Domenica 18 novembre, nella tarda serata, ci ha
lasciati di Umberto Lorenzoni.
"Ci ha lasciati” è sembrato il termine più giusto per significare il senso di
vuoto ogni volta che un partigiano combattente nella Guerra di liberazione è
costretto a cedere le armi di fronte all’inesorabile avanzare del tempo.
Il vuoto è tanto più grande quando viene a mancare qualcuno che, come Umberto,
ha continuato per tutta la vita a testimoniare la sua fede nella democrazia e
nella libertà conquistate nella Resistenza, ma da difendere, da riaffermare e da
riconquistare giorno dopo giorno.
Umberto Lorenzoni, per tutta la sua lunga vita, non ha mai cessato di richiamare
ciascuno di noi al dovere della vigilanza e dell’azione politica consapevole
volte a pretendere, con forza, il rispetto dei valori espressi nella carta
costituzionale. Ci ha rammentato che è stato necessario essere fermi nel
contrastare quanti, nel corso di più di settant’anni che ci separano dalla lotta
di liberazione, hanno attentato, con atti e parole, alla convivenza democratica.
Ci piace ricordarlo in un lontano 18 dicembre. Si era nel 2013 quando, di fronte
a una platea di giovani stipati nell’Aula Magna dell’Istituto Tecnico
Industriale Leonardo da Vinci di Portogruaro, tenne una memorabile relazione in
occasione della celebrazione dell’anniversario dell’impiccagione di tre giovani
partigiani nella piazza di Portogruaro, il 18 dicembre 1944.
Con la sua voce intensa e forte ricordò, ai giovani presenti, gli anni nei quali
un popolo stremato dal fascismo e dalla guerra si strinse attorno ai partigiani
combattenti per cacciare gli occupanti tedeschi e impedire che i loro complici
fascisti potessero continuare a tenere, sotto un tremendo giogo, l’intero popolo
italiano.
Quel giorno le sue parole furono accolte in un silenzio vibrante perché si
percepiva che dietro di esse vi era una convinzione, quasi una fede, nel fatto
che la Resistenza aveva avviato un processo di profondo mutamento nella vita del
paese, processo che doveva essere continuato con eguale spirito e spendendovi le
migliori forze. Noi, iscritti all’ANPI, in quanto chiamati a proseguire l’opera
di donne e di uomini della statura di Umberto Lorenzoni, ci sentiamo spesso
inadeguati rispetto all’impegno che ci siamo presi raccogliendo il testimone di
quella lotta.
Qualcuno di noi, bambino, conserva un ricordo intenso di quell’inverno del 1945
con le notti turbate dal sibilo delle traccianti e da qualche sporadica raffica
di mitragliatrice. Altri, i più giovani, di quella guerra terribile non hanno
alcun ricordo. Umberto, quella mattina, affermò che la Resistenza ci aveva
offerto in dono la liberazione da una guerra sciagurata.

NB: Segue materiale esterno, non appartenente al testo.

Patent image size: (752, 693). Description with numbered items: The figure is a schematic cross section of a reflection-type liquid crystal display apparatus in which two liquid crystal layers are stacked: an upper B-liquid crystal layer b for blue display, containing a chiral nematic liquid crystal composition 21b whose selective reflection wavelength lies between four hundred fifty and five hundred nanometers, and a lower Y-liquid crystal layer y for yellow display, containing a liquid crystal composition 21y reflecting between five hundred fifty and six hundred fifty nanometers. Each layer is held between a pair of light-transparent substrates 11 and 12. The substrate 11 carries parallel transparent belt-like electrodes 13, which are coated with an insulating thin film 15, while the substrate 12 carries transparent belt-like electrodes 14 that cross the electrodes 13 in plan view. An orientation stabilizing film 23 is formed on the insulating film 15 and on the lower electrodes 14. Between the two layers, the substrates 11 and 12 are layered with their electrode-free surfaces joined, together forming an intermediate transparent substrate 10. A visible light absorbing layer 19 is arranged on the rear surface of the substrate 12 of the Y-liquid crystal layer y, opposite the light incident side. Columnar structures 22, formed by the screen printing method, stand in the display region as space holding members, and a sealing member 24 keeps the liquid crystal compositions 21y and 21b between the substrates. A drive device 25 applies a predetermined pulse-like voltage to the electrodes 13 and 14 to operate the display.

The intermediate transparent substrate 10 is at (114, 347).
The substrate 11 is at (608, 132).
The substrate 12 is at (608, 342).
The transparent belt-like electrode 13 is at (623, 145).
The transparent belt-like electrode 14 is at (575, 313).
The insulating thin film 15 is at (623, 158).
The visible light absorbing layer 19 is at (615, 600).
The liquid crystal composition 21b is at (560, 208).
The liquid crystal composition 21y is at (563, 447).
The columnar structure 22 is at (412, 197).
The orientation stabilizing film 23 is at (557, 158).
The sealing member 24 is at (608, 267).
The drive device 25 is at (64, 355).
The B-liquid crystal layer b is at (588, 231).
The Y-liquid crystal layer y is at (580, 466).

Era una guerra che aveva condotto la povera gente, grandi e piccini, alla fame,
alla miseria, alla disperazione. Era una guerra intrapresa per garantire gli
interessi dei ricchi e dei potenti che non condividevano con la gente comune
neppure la paura delle bombe, dei rastrellamenti, delle rappresaglie.
Al contrario la guerra partigiana era una guerra di liberazione dall’occupazione
militare e dall’oppressione fascista. Era anche una guerra per la giustizia
sociale. Era una guerra dove per la prima volta, il popolo aveva cognizione di
causa dei valori in gioco. Tra le molte idee che, con la sua testimonianza,
Umberto Lorenzoni ha contribuito a diffondere ci piace qui ricordare il richiamo
all’alleanza che si creò tra i partigiani combattenti e la popolazione e che
trovò la sua sintesi politica nell’articolo uno della nostra Costituzione che
fonda la convivenza democratica sulla sovranità del popolo.